This may be contentious, but any decent blog ought to be thought-provoking.
In many ways, my leading letter in The Telegraph in December 2022 was the first major contribution to national awareness of VAT and its possible impact.
Since then the idea has become reality, and much work has been done to try to assess the impact and to push back the waves. Actually it hardly matters whether x or y percent of parents will move to state schools and whether a or b percent of independent schools will close, just as it hardly matters whether a school can reclaim two or three percent of its VAT by building more classrooms for the pupils it won't have.
Since July all sorts of similar arguments have been made about how nasty it is to tax private school parents, and of course it is. But emotional pleas cut no ice, whereas a logical argument might have done.
So here's one. If the new UK Government really wants £1.6 billion to pay for improving state education, a more reliable way of getting it is to charge the most affluent families in state schools a couple of thousand pounds. If it's unfair that pensioners on below average incomes should get £300 for their electricity, it's even more unfair that 40% taxpayers should get completely free education for their children, paid for by those very same pensioners in addition to their electricity bills.
And here's another logical argument: if it's OK for families to pay for prescriptions, why isn't it OK for them to pay for schooling?
Is anyone listening? Probably not, and when I was with a think-tank that put the very same idea to a Secretary of State some years ago, we were told it was politically impossible. Just as, I suppose, charging for prescriptions or cancelling winter fuel is.
Arguably, VAT on fees could be the wake-up call that independent schools have needed for a long time.
For far too long, independent schools have been embarrassed about being world-class brilliant. For far too long, we've perpetuated the idea that maintained schools are just as good, except that they don't have the latest nuclear-powered lawn mowers. Which is why independent schools lend them one, so there can be a level playing field.
Imagine Tesco saying there's no reason to shop at Tesco, and offering to give their Finest food to corner shops so that families can eat for nothing and spend their money on holidays to Disneyland instead.
And for far too long, private schools have ignored the fact that they charge a mere 100% more tban maintained schools. This despite the fact that they have similar buildings with similar fences, fire alarms and furniture, and that all schools employ people who breathe several times a minute, who have been DBS checked, and who moan about marking, lesson prep, the bossy boss, the spotty kids and the awkward parents.
So what do you actually get for your 100% more?

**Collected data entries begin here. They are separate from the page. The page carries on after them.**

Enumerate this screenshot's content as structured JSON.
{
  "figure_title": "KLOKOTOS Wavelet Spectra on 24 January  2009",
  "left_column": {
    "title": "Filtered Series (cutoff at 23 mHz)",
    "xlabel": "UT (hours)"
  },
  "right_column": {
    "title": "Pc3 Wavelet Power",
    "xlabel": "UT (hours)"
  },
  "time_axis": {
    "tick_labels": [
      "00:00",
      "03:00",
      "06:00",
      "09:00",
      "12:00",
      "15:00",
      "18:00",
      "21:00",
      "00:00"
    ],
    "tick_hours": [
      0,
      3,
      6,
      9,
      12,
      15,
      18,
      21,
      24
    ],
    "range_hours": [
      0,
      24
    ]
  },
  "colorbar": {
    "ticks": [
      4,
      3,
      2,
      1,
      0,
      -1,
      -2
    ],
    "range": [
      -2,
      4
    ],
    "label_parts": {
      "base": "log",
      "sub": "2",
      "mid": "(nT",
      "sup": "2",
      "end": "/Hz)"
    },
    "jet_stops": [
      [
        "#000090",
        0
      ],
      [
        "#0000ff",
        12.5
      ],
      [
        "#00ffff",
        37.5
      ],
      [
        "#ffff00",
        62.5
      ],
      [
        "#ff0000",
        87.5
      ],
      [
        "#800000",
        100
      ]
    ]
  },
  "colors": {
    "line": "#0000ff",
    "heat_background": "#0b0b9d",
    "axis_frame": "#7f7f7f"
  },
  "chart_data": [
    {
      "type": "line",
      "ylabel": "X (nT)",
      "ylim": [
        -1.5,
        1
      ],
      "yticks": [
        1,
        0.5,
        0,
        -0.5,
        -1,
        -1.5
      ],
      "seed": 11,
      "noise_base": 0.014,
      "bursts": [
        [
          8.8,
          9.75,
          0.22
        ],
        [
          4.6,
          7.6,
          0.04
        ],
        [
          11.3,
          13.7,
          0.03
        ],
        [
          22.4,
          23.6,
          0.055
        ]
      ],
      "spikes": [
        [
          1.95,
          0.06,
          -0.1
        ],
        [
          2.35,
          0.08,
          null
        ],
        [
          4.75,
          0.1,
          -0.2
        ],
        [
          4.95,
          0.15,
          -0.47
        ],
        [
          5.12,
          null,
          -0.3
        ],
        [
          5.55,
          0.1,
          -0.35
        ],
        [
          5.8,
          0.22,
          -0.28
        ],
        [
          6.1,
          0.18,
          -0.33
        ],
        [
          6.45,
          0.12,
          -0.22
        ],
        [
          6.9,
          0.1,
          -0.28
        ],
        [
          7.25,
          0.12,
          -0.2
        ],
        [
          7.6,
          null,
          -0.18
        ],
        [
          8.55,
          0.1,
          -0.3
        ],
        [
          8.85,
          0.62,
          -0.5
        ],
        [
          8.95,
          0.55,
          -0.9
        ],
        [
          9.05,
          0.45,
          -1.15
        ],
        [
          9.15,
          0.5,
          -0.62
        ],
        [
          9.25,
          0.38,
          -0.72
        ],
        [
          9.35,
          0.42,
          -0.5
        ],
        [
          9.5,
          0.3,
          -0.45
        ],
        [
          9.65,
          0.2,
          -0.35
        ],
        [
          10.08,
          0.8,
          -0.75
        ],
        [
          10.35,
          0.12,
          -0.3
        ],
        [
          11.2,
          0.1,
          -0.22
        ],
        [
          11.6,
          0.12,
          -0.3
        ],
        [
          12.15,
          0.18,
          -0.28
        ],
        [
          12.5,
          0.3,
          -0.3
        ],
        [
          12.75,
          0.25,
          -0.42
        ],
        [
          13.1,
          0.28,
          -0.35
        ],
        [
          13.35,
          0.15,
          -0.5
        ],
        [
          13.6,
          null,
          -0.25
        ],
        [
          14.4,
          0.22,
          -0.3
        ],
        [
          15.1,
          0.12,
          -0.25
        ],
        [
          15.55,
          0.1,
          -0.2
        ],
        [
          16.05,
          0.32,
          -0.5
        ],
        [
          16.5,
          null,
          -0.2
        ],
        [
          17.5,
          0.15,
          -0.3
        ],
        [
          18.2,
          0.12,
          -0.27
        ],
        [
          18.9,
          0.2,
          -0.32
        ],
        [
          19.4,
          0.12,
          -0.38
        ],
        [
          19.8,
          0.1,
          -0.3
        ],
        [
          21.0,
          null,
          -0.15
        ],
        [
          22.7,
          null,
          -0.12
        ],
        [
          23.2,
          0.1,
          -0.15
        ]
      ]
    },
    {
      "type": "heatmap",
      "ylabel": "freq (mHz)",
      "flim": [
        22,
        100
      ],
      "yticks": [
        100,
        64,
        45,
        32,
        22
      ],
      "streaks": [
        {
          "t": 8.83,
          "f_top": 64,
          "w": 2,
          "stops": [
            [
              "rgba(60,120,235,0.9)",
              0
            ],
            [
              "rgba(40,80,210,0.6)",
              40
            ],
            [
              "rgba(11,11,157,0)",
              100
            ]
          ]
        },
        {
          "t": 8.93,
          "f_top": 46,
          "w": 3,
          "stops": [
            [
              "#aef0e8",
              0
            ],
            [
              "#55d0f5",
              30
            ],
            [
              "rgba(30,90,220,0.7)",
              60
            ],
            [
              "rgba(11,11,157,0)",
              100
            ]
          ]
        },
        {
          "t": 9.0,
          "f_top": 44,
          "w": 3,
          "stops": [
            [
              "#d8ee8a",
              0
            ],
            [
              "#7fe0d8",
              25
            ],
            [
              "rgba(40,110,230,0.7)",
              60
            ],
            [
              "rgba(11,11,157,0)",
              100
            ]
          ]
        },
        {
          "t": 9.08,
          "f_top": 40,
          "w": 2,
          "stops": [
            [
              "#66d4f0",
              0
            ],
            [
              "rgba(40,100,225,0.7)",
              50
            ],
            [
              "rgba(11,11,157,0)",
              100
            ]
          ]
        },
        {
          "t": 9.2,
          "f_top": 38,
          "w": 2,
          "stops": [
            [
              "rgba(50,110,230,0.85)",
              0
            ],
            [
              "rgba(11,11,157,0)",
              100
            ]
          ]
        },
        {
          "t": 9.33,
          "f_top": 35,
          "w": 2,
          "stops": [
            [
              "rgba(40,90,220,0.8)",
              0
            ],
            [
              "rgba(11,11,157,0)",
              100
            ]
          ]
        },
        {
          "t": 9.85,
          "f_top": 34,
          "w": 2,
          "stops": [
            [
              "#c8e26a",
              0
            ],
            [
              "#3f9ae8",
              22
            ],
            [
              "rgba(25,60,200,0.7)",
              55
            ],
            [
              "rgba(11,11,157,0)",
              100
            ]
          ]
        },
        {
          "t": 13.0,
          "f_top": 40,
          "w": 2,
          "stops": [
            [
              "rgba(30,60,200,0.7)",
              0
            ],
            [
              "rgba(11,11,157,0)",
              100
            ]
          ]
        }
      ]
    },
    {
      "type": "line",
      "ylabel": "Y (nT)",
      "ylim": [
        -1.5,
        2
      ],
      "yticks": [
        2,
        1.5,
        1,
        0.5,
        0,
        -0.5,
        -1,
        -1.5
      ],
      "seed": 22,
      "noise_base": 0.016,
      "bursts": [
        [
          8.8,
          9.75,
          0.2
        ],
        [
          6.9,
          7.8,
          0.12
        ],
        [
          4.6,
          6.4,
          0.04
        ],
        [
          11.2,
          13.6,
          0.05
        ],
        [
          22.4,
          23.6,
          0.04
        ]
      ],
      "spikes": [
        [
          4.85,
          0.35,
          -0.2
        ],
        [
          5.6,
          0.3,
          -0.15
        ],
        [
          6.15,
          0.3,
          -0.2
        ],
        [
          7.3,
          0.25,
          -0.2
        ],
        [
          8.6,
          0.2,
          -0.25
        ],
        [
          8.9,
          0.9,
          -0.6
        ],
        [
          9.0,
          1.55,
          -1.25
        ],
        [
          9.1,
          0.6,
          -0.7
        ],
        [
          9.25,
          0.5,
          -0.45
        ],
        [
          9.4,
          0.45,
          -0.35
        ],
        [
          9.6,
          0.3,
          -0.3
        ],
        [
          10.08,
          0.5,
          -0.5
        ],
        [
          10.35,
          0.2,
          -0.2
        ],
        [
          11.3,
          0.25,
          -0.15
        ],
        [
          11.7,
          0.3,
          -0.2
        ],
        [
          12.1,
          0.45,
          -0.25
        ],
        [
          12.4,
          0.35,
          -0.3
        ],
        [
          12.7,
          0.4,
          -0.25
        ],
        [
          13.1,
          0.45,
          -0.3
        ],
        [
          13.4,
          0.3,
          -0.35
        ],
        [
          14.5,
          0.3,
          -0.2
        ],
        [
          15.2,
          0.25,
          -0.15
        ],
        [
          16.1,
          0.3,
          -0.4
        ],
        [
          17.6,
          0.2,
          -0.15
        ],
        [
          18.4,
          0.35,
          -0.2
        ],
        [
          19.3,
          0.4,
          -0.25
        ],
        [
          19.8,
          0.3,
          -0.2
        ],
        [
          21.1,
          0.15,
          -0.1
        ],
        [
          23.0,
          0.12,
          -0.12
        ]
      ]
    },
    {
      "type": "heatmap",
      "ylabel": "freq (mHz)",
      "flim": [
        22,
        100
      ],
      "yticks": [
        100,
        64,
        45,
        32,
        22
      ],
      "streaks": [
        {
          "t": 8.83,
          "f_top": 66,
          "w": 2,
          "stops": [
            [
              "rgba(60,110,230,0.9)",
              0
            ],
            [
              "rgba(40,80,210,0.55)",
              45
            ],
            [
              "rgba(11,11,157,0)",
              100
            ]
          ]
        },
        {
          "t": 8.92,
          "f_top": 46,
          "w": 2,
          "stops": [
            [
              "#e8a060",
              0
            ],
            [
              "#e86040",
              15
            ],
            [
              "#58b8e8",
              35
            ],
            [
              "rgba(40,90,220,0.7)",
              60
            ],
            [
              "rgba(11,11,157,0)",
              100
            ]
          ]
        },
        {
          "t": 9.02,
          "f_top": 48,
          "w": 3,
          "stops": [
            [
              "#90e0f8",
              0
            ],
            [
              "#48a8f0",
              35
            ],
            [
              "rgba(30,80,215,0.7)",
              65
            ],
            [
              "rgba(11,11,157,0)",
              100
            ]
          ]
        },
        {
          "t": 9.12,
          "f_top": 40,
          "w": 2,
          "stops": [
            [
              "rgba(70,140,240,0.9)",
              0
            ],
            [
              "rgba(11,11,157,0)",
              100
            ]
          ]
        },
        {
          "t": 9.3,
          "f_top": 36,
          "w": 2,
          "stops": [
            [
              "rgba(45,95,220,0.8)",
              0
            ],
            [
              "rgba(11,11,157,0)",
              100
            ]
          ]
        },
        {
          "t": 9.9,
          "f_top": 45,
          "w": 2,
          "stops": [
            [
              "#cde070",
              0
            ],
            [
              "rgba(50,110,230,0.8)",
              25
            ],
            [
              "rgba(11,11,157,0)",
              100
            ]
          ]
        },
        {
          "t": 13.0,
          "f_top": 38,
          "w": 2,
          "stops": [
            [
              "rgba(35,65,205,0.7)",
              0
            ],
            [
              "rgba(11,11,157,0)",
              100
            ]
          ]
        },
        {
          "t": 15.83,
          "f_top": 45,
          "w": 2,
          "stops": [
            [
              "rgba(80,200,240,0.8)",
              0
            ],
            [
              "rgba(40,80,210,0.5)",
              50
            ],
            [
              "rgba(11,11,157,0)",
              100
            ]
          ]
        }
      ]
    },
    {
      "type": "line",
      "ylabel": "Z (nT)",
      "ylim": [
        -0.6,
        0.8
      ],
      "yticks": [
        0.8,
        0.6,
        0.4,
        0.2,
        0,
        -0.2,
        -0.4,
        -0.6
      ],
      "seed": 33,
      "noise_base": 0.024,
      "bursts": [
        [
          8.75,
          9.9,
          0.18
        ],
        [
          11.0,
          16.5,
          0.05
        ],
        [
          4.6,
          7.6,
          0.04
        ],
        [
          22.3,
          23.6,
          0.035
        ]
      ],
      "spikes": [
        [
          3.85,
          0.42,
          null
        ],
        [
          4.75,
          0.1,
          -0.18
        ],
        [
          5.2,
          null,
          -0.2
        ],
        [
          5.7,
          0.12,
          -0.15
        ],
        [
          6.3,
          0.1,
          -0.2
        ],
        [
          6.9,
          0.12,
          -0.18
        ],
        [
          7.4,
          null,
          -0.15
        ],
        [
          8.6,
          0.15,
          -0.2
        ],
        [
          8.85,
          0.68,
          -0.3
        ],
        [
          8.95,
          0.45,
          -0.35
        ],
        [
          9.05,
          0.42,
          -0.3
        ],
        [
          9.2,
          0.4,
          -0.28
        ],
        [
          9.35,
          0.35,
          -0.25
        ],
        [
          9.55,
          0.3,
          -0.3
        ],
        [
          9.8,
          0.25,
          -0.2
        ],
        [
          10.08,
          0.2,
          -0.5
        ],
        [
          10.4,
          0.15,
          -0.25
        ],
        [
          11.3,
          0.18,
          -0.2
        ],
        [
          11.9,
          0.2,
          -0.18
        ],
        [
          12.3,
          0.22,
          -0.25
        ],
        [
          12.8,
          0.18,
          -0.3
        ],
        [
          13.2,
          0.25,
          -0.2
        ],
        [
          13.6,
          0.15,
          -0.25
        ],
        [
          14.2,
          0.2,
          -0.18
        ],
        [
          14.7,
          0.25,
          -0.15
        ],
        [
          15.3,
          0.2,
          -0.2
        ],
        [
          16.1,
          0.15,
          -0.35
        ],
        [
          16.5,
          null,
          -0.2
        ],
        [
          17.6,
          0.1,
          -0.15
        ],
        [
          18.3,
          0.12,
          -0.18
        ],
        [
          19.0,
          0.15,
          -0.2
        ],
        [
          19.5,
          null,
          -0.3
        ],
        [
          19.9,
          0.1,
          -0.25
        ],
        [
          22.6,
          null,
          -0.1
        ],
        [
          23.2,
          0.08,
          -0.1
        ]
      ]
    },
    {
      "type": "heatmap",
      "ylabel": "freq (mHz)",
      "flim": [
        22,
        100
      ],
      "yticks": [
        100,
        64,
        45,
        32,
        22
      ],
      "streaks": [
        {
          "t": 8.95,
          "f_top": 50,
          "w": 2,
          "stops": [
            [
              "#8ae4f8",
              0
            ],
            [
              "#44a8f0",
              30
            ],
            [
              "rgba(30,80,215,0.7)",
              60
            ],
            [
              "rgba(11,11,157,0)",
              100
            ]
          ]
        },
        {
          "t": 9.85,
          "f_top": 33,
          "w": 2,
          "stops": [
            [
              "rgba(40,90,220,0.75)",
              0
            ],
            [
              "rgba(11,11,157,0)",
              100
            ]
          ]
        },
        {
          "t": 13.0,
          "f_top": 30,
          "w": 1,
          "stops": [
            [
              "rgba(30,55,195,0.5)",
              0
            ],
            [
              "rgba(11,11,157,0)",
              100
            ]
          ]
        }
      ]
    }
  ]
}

That's the question that everyone has been ducking, everyone has been embarrassed to try to explain, and that everyone will now have to start being able to talk about.
Fees have long been too expensive, and schools have long been slowly but surely pricing themselves out of the market. For almost 20 years I've been showing schools what their fees mean, in terms of the income required and the number and type of parents who can still afford them. And the number and type of parents who can't still afford them, which is most of the people that schools wish they still had.
At 20%, the tax will force private education even further up market, bringing with it various impacts on schools, parents and of course the children.
One big impact will be some proper segmentation within the market, creating more choice at different fee levels and removing some of the weakest players, which will create more opportunities for the strongest ones. Horrid to say this and horrid to read this, but it will be good for those who survive, while those who don't would probably have closed some other time.